Sur la décision fixant le pays de destination :

8. Aux termes de l'article L. 612-12 du code de l'entrée et du séjour des étrangers et du droit d'asile : " La décision portant obligation de quitter le territoire français mentionne le pays, fixé en application de l'article L. 721-3, à destination duquel l'étranger est renvoyé en cas d'exécution d'office ".

9. Il résulte de ce qui a été dit aux points 6 et 7 que l'illégalité de la décision obligeant M. A à quitter le territoire français n'est pas établie, de sorte qu'il ne peut se prévaloir de l'illégalité de cette décision à l'encontre de la décision fixant le pays à destination duquel il est susceptible d'être reconduit d'office.
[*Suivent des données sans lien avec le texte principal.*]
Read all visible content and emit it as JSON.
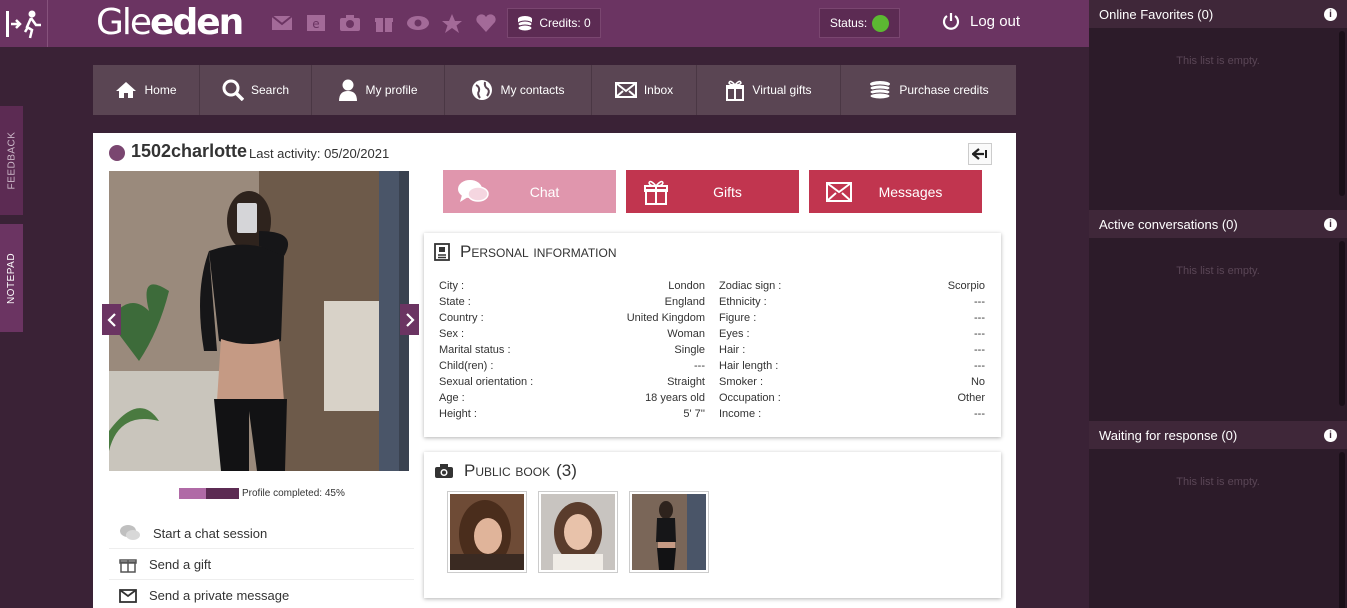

10. Il résulte de tout ce qui précède que les conclusions présentées par M. A et tendant à l'annulation de l'arrêté du 11 juin 2024 par lequel le préfet de la Gironde a refusé de lui délivrer un titre de séjour, l'a obligé à quitter le territoire français dans un délai de trente jours et a fixé le pays à destination duquel il est susceptible d'être éloigné à défaut de se conformer à cette mesure doivent être rejetées, ainsi que, par voie de conséquence, ses conclusions aux fins d'injonction et d'astreinte et celles tendant à l'application de l'article L. 761-1 du code de justice administrative et de l'article 37 de la loi du 10 juillet 1991 relative à l'aide juridique.

D E C I D E:

Article 1er : La requête de M. A est rejetée.

Article 2 : Le présent jugement sera notifié à M. B A et au préfet de la Gironde.

Délibéré après l'audience du 19 novembre 2024, à laquelle siégeaient :

- M. Bourgeois, président,

- Mme Jaouën, première conseillère,

- M. Josserand, premier conseiller.

Rendu public par mise à disposition au greffe le 3 décembre 2024.

La rapporteure,

S. JAOUËN Le président,

M. BOURGEOIS

La greffière,

I. MONTANGON

La République mande et ordonne au préfet de la Gironde en ce qui le concerne, et à tous commissaires de justice à ce requis, en ce qui concerne les voies de droit commun contre les parties privées, de pourvoir à l'exécution du présent jugement.